Thanks [MENTION=142062]Flash[/MENTION] & [MENTION=293224]DK_WD[/MENTION]



> In order to get the PC to boot with a graphics card that does contain UEFI firmware, the end-user must first enable the secure boot feature in the system's BIOS before installing the graphics card.



So in other words can I say that if I have UEFI based mobo with Secure Boot supported, and I wish to keep UEFI + Secure Boot enabled and want to install a separate Graphics card, I should be looking out for UEFI Ready card.

With secure boot enabled should I as a user be concerned about any additional secure boot keys w.r.t. graphics card? Does secure boot also verify any embedded component (if any)  of the graphics card?    Thanks.


----------



## topgear (Oct 20, 2015)

TBH there's nothing as UEFI Ready Card -  it's just another marketing term. I've tested a UEFI motherboard with a HD4650 and there's no motherboard available on the market when HD4650 was released I guess.

Secure boot is just another feature to ensure windows licensing ... M$ sells OEM license to oem pc manufacturer which will work with only certain number of hardwares configs / limited upgrades to ensure windows license is in original state and not being used on other sets of hardware for some specific keys.
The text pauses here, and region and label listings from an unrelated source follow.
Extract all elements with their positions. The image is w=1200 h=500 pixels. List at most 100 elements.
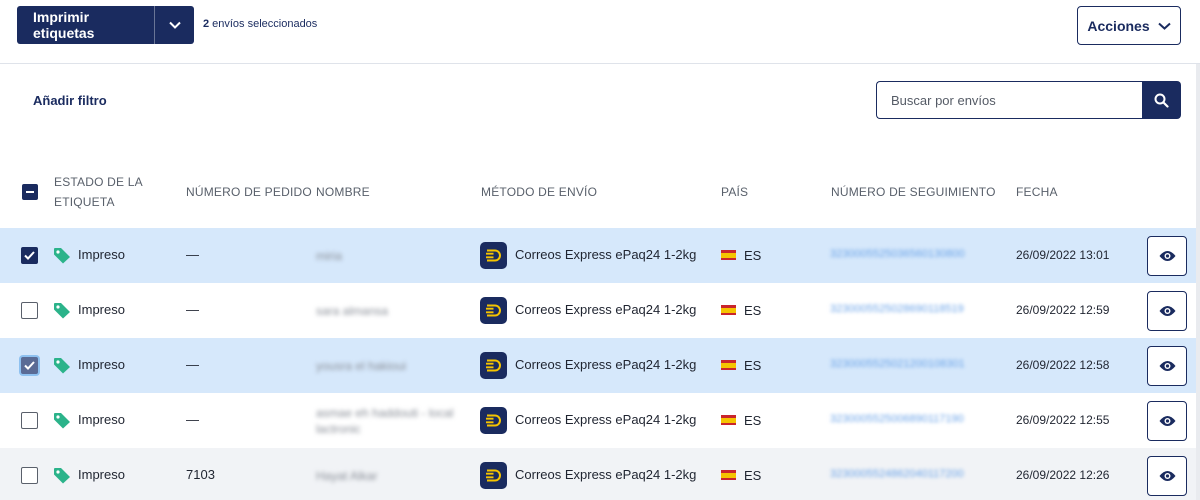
order-number: —: [186, 357, 199, 372]
spain-flag-icon: [721, 250, 736, 260]
search-input[interactable]: [876, 81, 1142, 119]
column-header-country[interactable]: PAÍS: [721, 182, 748, 202]
country-code: ES: [744, 303, 762, 318]
country-code: ES: [744, 413, 762, 428]
select-all-checkbox[interactable]: [22, 184, 38, 200]
status-text: Impreso: [78, 412, 125, 427]
table-row[interactable]: Impreso — miria Correos Express ePaq24 1…: [0, 228, 1196, 283]
actions-label: Acciones: [1087, 17, 1150, 34]
correos-express-logo-icon: [480, 407, 507, 434]
eye-icon: [1159, 471, 1175, 481]
view-shipment-button[interactable]: [1147, 236, 1187, 276]
status-text: Impreso: [78, 247, 125, 262]
scrollbar[interactable]: [1196, 64, 1200, 500]
correos-express-logo-icon: [480, 462, 507, 489]
order-number: —: [186, 412, 199, 427]
correos-express-logo-icon: [480, 297, 507, 324]
country-code: ES: [744, 468, 762, 483]
recipient-name: asmae eh haddouti - local lactronic: [316, 406, 454, 436]
print-labels-button[interactable]: Imprimir etiquetas: [17, 6, 154, 44]
tracking-number-link[interactable]: 3230005525021200108301: [830, 358, 965, 370]
status-text: Impreso: [78, 467, 125, 482]
row-checkbox[interactable]: [21, 357, 38, 374]
view-shipment-button[interactable]: [1147, 401, 1187, 441]
tracking-number-link[interactable]: 3230005525006890117190: [830, 413, 964, 425]
eye-icon: [1159, 361, 1175, 371]
shipment-date: 26/09/2022 12:59: [1016, 303, 1110, 317]
column-header-method[interactable]: MÉTODO DE ENVÍO: [481, 182, 597, 202]
recipient-name: yousra el hakioui: [316, 359, 407, 373]
shipping-method: Correos Express ePaq24 1-2kg: [515, 357, 697, 372]
tracking-number-link[interactable]: 3230005524862040117200: [830, 468, 964, 480]
checkmark-icon: [24, 361, 35, 370]
search-button[interactable]: [1142, 81, 1181, 119]
add-filter-button[interactable]: Añadir filtro: [33, 93, 107, 108]
country-code: ES: [744, 358, 762, 373]
row-checkbox[interactable]: [21, 412, 38, 429]
spain-flag-icon: [721, 415, 736, 425]
tag-icon: [54, 303, 70, 319]
column-header-status-line2: ETIQUETA: [54, 195, 115, 209]
view-shipment-button[interactable]: [1147, 456, 1187, 496]
view-shipment-button[interactable]: [1147, 346, 1187, 386]
column-header-date[interactable]: FECHA: [1016, 182, 1058, 202]
search-box: [876, 81, 1181, 119]
shipment-date: 26/09/2022 12:55: [1016, 413, 1110, 427]
eye-icon: [1159, 251, 1175, 261]
table-row[interactable]: Impreso 7103 Hayat Alkar Correos Express…: [0, 448, 1196, 500]
print-labels-split-button[interactable]: Imprimir etiquetas: [17, 6, 194, 44]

Now to ensure this in collaboration with MS or any other software vendor hardware vendors implements this at low level [ read UEFI firmware ] with special secure boot key.

This key will try to prevent any mismatched config which do not meet it's encrypted keys ... think it as a digital certificate / signature for software. If both keys do not match windows will throw a message about this copy of windows is not a legit one or will refuse to boot at all.

Now where it leaves us - for this manufactures kept an option about disabling secure boot so you can test with all sorts of boot loaders. Secure boot was invented keeping two things in mind .. to prevent malwares to hijack your boot loader process rendering them very tough to remove and do their work silently and of course for windows licensing.

Now many hardware vendors are installing windows generic boot process certificate as secure boot keys to prevent malwares and some additional certificates for linux boot loaders. But if you experiment a lot with different kind os OSes you may need to disable secure boot to ensure other boot loaders can boot normally. Or you need to add your own secure boot keys.

I know I've deviated from the main topic but I think it's worth it.


----------



## patkim (Oct 26, 2015)

Thanks [MENTION=15026]topgear[/MENTION] This was useful piece of info.


----------



## topgear (Oct 29, 2015)

you are welcome. Anyway, in short Secure boot is more evil than good for average power user and these should be enough to convince you :

The Secure Boot Controversy: What does it mean to IT?

*www.linux.com/learn/tutorials/588498-uefi-secure-boot-big-hassle-questionable-benefit

Only are it's beneficial is offices or institutions where there is a large number of pcs which should not be tinkered with.


----------